人と一緒に撮るとスケール感がよく分かります。こんな大きな氷柱は本当に見たことがありません。登山を始めてからこういう現実離れした景色を見るのが私の現実になりつつあります。
最深部を目指して 最後は急登
これまでで既に十分SFでしたが終着点にはさらに大きな氷瀑が待っているというので期待を胸に先に進みます。いよいよアイゼン無しでは難しい登山道になってきました。凍っている場所もあるので6本爪の軽アイゼンでは心もとないですが、少なくとも10本爪以上の前爪があるアイゼンがあれば問題はないと思います。
と思っていたら仲間の1人が初老の登山者に軽アイゼン(前爪はあります)を付けていることで説教されていました。まあ山を舐めるなというのは非常によく分かるものの、初対面の赤の他人相手なのだから言い方は配慮するべきではと思います。怒鳴り散らしたところでアイゼンが生えてくるわけでもないし、他人から見て注意の対象になるんだ、と自覚させるくらいで十分ではないでしょうか。まあ老人ってそういうところあるよね。
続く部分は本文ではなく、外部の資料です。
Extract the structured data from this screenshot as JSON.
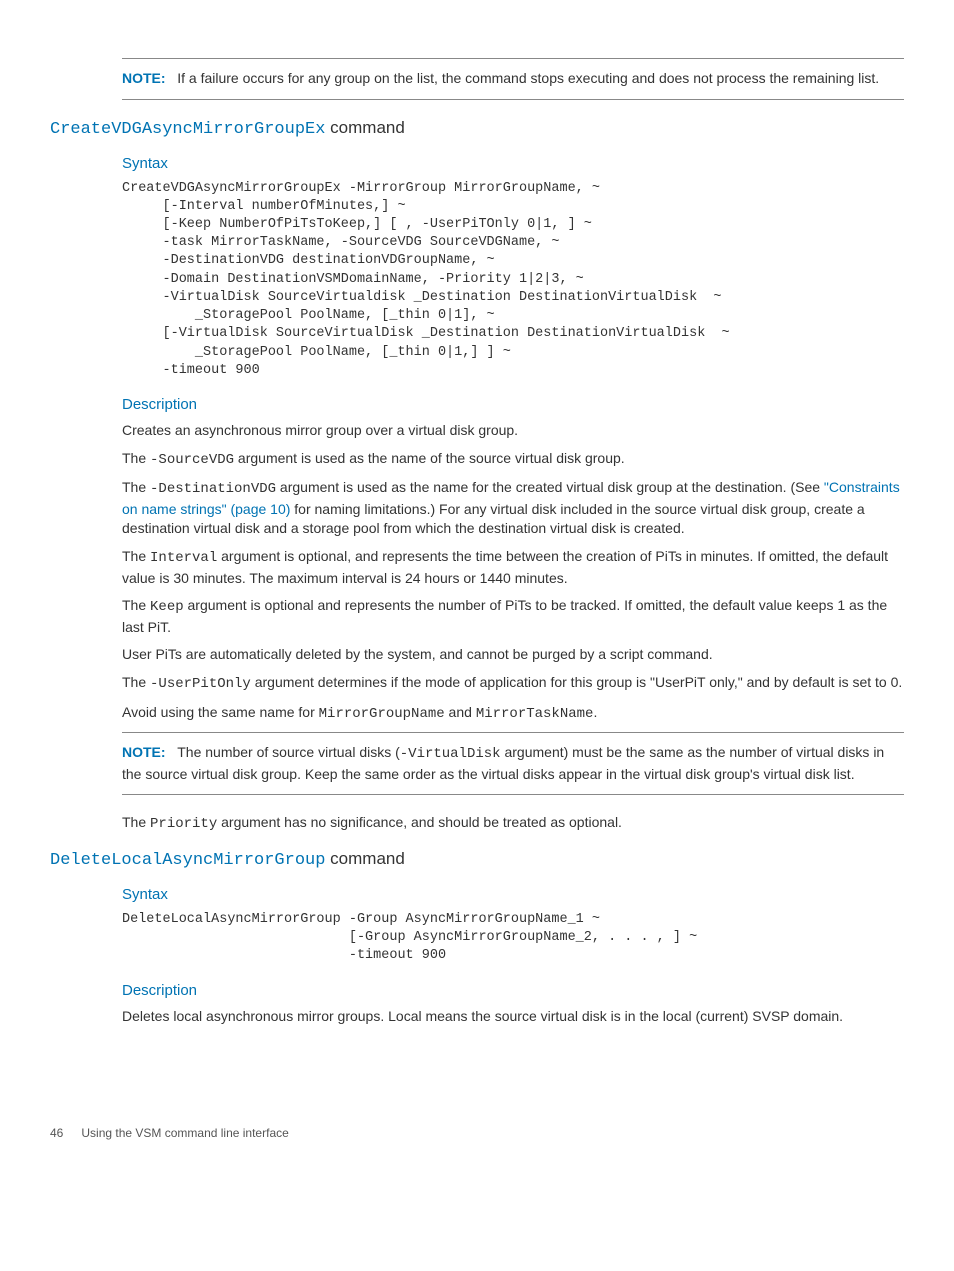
{
  "note1": {
    "label": "NOTE:",
    "text": "If a failure occurs for any group on the list, the command stops executing and does not process the remaining list."
  },
  "section1": {
    "cmd": "CreateVDGAsyncMirrorGroupEx",
    "suffix": " command",
    "syntax_label": "Syntax",
    "syntax_code": "CreateVDGAsyncMirrorGroupEx -MirrorGroup MirrorGroupName, ~\n     [-Interval numberOfMinutes,] ~\n     [-Keep NumberOfPiTsToKeep,] [ , -UserPiTOnly 0|1, ] ~\n     -task MirrorTaskName, -SourceVDG SourceVDGName, ~\n     -DestinationVDG destinationVDGroupName, ~\n     -Domain DestinationVSMDomainName, -Priority 1|2|3, ~\n     -VirtualDisk SourceVirtualdisk _Destination DestinationVirtualDisk  ~\n         _StoragePool PoolName, [_thin 0|1], ~\n     [-VirtualDisk SourceVirtualDisk _Destination DestinationVirtualDisk  ~\n         _StoragePool PoolName, [_thin 0|1,] ] ~\n     -timeout 900",
    "desc_label": "Description",
    "p1": "Creates an asynchronous mirror group over a virtual disk group.",
    "p2_a": "The ",
    "p2_code": "-SourceVDG",
    "p2_b": " argument is used as the name of the source virtual disk group.",
    "p3_a": "The ",
    "p3_code": "-DestinationVDG",
    "p3_b": " argument is used as the name for the created virtual disk group at the destination. (See ",
    "p3_link": "\"Constraints on name strings\" (page 10)",
    "p3_c": " for naming limitations.) For any virtual disk included in the source virtual disk group, create a destination virtual disk and a storage pool from which the destination virtual disk is created.",
    "p4_a": "The ",
    "p4_code": "Interval",
    "p4_b": " argument is optional, and represents the time between the creation of PiTs in minutes. If omitted, the default value is 30 minutes. The maximum interval is 24 hours or 1440 minutes.",
    "p5_a": "The ",
    "p5_code": "Keep",
    "p5_b": " argument is optional and represents the number of PiTs to be tracked. If omitted, the default value keeps 1 as the last PiT.",
    "p6": "User PiTs are automatically deleted by the system, and cannot be purged by a script command.",
    "p7_a": "The ",
    "p7_code": "-UserPitOnly",
    "p7_b": " argument determines if the mode of application for this group is \"UserPiT only,\" and by default is set to 0.",
    "p8_a": "Avoid using the same name for ",
    "p8_code1": "MirrorGroupName",
    "p8_mid": " and ",
    "p8_code2": "MirrorTaskName",
    "p8_end": "."
  },
  "note2": {
    "label": "NOTE:",
    "text_a": "The number of source virtual disks (",
    "text_code": "-VirtualDisk",
    "text_b": " argument) must be the same as the number of virtual disks in the source virtual disk group. Keep the same order as the virtual disks appear in the virtual disk group's virtual disk list."
  },
  "p9_a": "The ",
  "p9_code": "Priority",
  "p9_b": " argument has no significance, and should be treated as optional.",
  "section2": {
    "cmd": "DeleteLocalAsyncMirrorGroup",
    "suffix": " command",
    "syntax_label": "Syntax",
    "syntax_code": "DeleteLocalAsyncMirrorGroup -Group AsyncMirrorGroupName_1 ~\n                            [-Group AsyncMirrorGroupName_2, . . . , ] ~\n                            -timeout 900",
    "desc_label": "Description",
    "p1": "Deletes local asynchronous mirror groups. Local means the source virtual disk is in the local (current) SVSP domain."
  },
  "footer": {
    "page": "46",
    "title": "Using the VSM command line interface"
  }
}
渓谷の最深部。いよいよラスボスじみた氷瀑が見えてきました。
雲竜渓谷最深部 大迫力の氷爆
氷瀑ド−−−−ン!
しかしこれでは山の写真でありがちな、「人が映らない状態で撮りたいけど人がいないとスケール感が伝わらず凄さが分からない写真」になってしまうので
人間が居るバージョンです。氷瀑は遥か上の世界です。ここで昼食を摂っていると1組のガチ勢パーティがアイスクライミングを始めていてはぇー。
みんなの視線を集めながら、通常なら足を踏み入れられない領域にあのタフネスなギアを駆使して登っていくのは気持ちが良さそうですが、さすがに怖くてやってみたいとまでは思えません。
道としては短めで、休憩含めても往復5時間ちょっとの行程だったので昼過ぎには車に戻ることができ、帰りは温泉に浸かって帰路に着きました。
帰りは宇都宮の来らっせへ
帰りはせっかくの栃木なので宇都宮餃子、ということで「来らっせ」に寄って帰宅しました。ここは宇都宮の餃子の有名店が集まっているフードコートのような場所で、複数店の餃子を食べ比べられます。我々は群馬・栃木方面の遠征の帰りに寄る頻度が高いです。宇都宮に来て餃子を食べたくなったらぜひこちらへ。
ちなみに来らっせに行く場合は近くの相生駐車場に停めると金額に応じて割引が効きます。
さて、誰が名付けたか氷の神殿。その名に恥じない感動的な圧倒的氷瀑の世界でした。世界は広いけれど日本も十分広い。27年生きてきてもこんな全く知らない世界があるのだから。
関東から無理なく日帰り可能、1泊すれば日光観光や温泉旅館も楽しめる旅行にできるのでいつかまた再訪したい、雲竜渓谷でした。